As shown in Table 1, only iron (III) oxide (Comparative Example 1), when iron metal (III) was loaded with metallic copper alone (Comparative Example 2), divalent copper on nitrogen (N) -doped titanium oxide When the compound was supported (Comparative Example 7), when the divalent copper compound was supported on triiron tetroxide (Fe ₃ O ₄ ) (Comparative Example 8), excellent antiviral performance was not expressed.
Furthermore, when other transition metals were supported (Comparative Examples 3 to 6), excellent antiviral performance was not obtained.
It was confirmed that extremely high antiviral performance was expressed by using the antiviral composition of the present invention containing iron (III) oxide (Fe ₂ O ₃ ) and a divalent copper compound.

Claims (15)

An antiviral composition containing iron (III) oxide (Fe ₂ O ₃ ) and a divalent copper compound.

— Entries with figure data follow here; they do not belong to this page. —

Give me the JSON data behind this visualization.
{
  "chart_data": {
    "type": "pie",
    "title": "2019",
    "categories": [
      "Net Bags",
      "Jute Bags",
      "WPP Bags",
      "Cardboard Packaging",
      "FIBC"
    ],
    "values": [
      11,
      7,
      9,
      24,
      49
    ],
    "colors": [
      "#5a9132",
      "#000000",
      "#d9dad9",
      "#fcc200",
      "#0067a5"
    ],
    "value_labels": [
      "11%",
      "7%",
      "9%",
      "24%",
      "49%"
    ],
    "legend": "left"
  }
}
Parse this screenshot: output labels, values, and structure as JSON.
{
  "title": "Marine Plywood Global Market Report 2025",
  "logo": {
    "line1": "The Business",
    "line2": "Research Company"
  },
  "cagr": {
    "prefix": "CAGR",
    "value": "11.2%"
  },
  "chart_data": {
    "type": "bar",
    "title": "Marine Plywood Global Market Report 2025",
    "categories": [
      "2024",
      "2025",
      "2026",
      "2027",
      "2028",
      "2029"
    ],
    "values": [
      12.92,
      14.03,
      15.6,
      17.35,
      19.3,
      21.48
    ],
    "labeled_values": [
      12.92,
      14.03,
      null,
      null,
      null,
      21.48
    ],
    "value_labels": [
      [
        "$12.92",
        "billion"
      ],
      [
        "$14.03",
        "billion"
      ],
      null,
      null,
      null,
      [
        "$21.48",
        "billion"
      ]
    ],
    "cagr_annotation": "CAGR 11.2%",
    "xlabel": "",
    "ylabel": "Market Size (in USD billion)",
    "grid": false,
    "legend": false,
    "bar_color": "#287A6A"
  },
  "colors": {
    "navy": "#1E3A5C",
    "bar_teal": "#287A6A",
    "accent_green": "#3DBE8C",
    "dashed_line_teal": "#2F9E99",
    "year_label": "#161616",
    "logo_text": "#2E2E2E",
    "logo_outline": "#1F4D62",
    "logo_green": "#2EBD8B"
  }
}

The antiviral composition according to claim 1, wherein the iron (III) oxide (Fe ₂ O ₃ ) is α-iron (III) oxide (Fe ₂ O ₃ ). Elemental copper by weight of the divalent copper compound is a 0.01 to 60 parts by mass with respect to the 100 parts by weight of iron oxide _{(III) (Fe 2 O 3} ), anti-according to claim 1 or 2 Viral composition. The divalent copper compound is (a) the following general formula (1):
Cu ₂ (OH) ₃ X (1)
(In the formula, X represents an anion)
(B) Divalent copper halide, (c) Divalent copper inorganic acid salt, (d) Divalent copper organic acid salt, (e) Cupric oxide (F) Copper sulfide, (g) Copper azide (II), and (h) One or more types selected from copper silicate. Viral composition. X in the general formula (1) representing the (a) hydroxyl group-containing divalent copper compound is one or more selected from Cl, CH ₃ COO, NO ₃ and (SO ₄ ) _1/2 . The antiviral composition according to claim 4.   The antiviral composition according to claim 4, wherein the (b) divalent copper halide is one or more selected from copper chloride, copper fluoride and copper bromide.   The inorganic salt of (c) divalent copper is copper sulfate, copper nitrate, copper iodate, copper perchlorate, copper oxalate, copper tetraborate, copper ammonium sulfate, copper amidosulfate, copper copper chloride, pyrophosphoric acid The antiviral composition of Claim 4 which is 1 type, or 2 or more types selected from copper and copper carbonate.   The antiviral composition according to claim 4, wherein the (d) divalent copper organic acid salt is a divalent copper carboxylate.   The antiviral agent containing the antiviral composition of any one of Claims 1-8.   The photocatalyst containing the antiviral composition of any one of Claims 1-8. One or more selected from iron (III) oxide (Fe ₂ O ₃ ), water, a divalent copper compound and a divalent copper compound raw material represented by the following general formula (2) are mixed to prepare a dispersion. The manufacturing method of an antiviral composition which has the carrying | support process which has a process, and the isolation | separation process which isolate | separates an antiviral composition from the said dispersion liquid.
General formula (2):
CuX ₂ (2)
(In the formula, X represents an anion)   The method for producing an antiviral composition according to claim 11, wherein in the supporting step, an alkaline substance is further mixed to prepare a dispersion.   The manufacturing method of the antiviral composition of Claim 11 or Claim 12 which heat-processes the obtained dispersion liquid at a carrying | support process. A method for producing an antiviral composition, comprising physically mixing iron (III) oxide (Fe ₂ O ₃ ) and a divalent copper compound.   The virus inactivation method which inactivates a virus using the antiviral composition of any one of Claims 1-8, the antiviral agent of Claim 9, or the photocatalyst of Claim 10.